In this post I share a small example about how to find the most frequent words in  Tripadvisor reviews. I followed some examples that I mentioned in the references and I build this resume for those who are starting in this topics.

#Building a corpus
data<- VectorSource(data) #converted our vector to a Source object
data <- VCorpus(data) #to create our volatile corpus. 

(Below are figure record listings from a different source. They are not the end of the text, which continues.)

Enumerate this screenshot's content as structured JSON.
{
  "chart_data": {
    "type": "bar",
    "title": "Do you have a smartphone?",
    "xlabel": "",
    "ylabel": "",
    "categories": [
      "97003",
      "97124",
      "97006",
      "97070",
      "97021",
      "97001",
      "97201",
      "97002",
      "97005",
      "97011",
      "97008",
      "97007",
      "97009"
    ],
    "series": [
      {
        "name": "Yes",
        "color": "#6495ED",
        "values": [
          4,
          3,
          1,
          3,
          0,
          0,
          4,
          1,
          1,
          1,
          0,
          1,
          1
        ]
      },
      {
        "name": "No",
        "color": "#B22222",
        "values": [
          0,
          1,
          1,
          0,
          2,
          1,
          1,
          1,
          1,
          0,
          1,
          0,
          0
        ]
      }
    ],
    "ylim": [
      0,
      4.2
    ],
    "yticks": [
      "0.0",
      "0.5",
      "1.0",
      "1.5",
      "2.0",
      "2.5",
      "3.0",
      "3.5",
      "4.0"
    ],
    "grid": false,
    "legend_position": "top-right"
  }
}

#Cleaning and preprocessing of the text
#After obtaining the corpus, usually, the next step will be cleaning and preprocessing of the text.
library(qdap) # qdap package offers other text cleaning functions
data<-tolower(data) #all lowercase
data<-removePunctuation(data) #remove punctuation
data<-removeNumbers(data) #remove numbers
data<-stripWhitespace(data) # Remove whitespace
data<-bracketX(data) # Remove text within brackets
data<-replace_number(data) # Replace numbers with words
data<-replace_abbreviation(data) # Replace abbreviations
data<-replace_contraction(data) # Replace contractions
data<-replace_symbol(data) # Replace symbols with words
#Stop words
custom_stopwords<-stopwords("en") # List standard English stop words
data<- removeWords(data, stopwords("en"))
# Add new stop words: "year", "hour"....
new_stops <- c("character", "year","hour", "min","us", stopwords("en"))
# Remove stop words from text
data<-removeWords(data, new_stops)

imagens gráficos 1.png

Frequents words in two different graphs

#frequent terms
frequent_terms <- freq_terms(data, top=10)
write.table(frequent_terms,file="tabelashack.txt", sep=",")

#circular graph
Results<-dplyr::filter(frequent_terms, frequent_terms[,2]>20 )
colnames(Results)<-c("word", "frequency")
ggplot2::ggplot(Results, aes(x=word, y=frequency, fill=word)) + 
geom_bar(width = 0.75, stat = "identity", size = 1,color="black") +
coord_polar(theta = "x") + xlab("") + ylab("") + ggtitle("Word Frequency")
+ theme(legend.position = "none") + labs(x = NULL, y = NULL)

imagens gráficos 3graphp.png

  • By using the library(wordcloud) you can get a wordcloud with the most frequent words,wordcloud(word, n, max.words = 10, colors=pal2)
  • chordDiagram provides a visual way of words frequency between companies
##graph circular 
read.csv("C:/......csv",sep=',')->a #contingency table, frequnecy of words by company
circos.par(gap.after = c(rep(5, nrow(a[1:6,])-1), 15, rep(5, ncol(a[1:6,])-1), 15))
col_mat = rand_color(length(mat), transparency = 0.5)
chordDiagram(a[1:6,], directional = TRUE, transparency = 0, col = col_mat)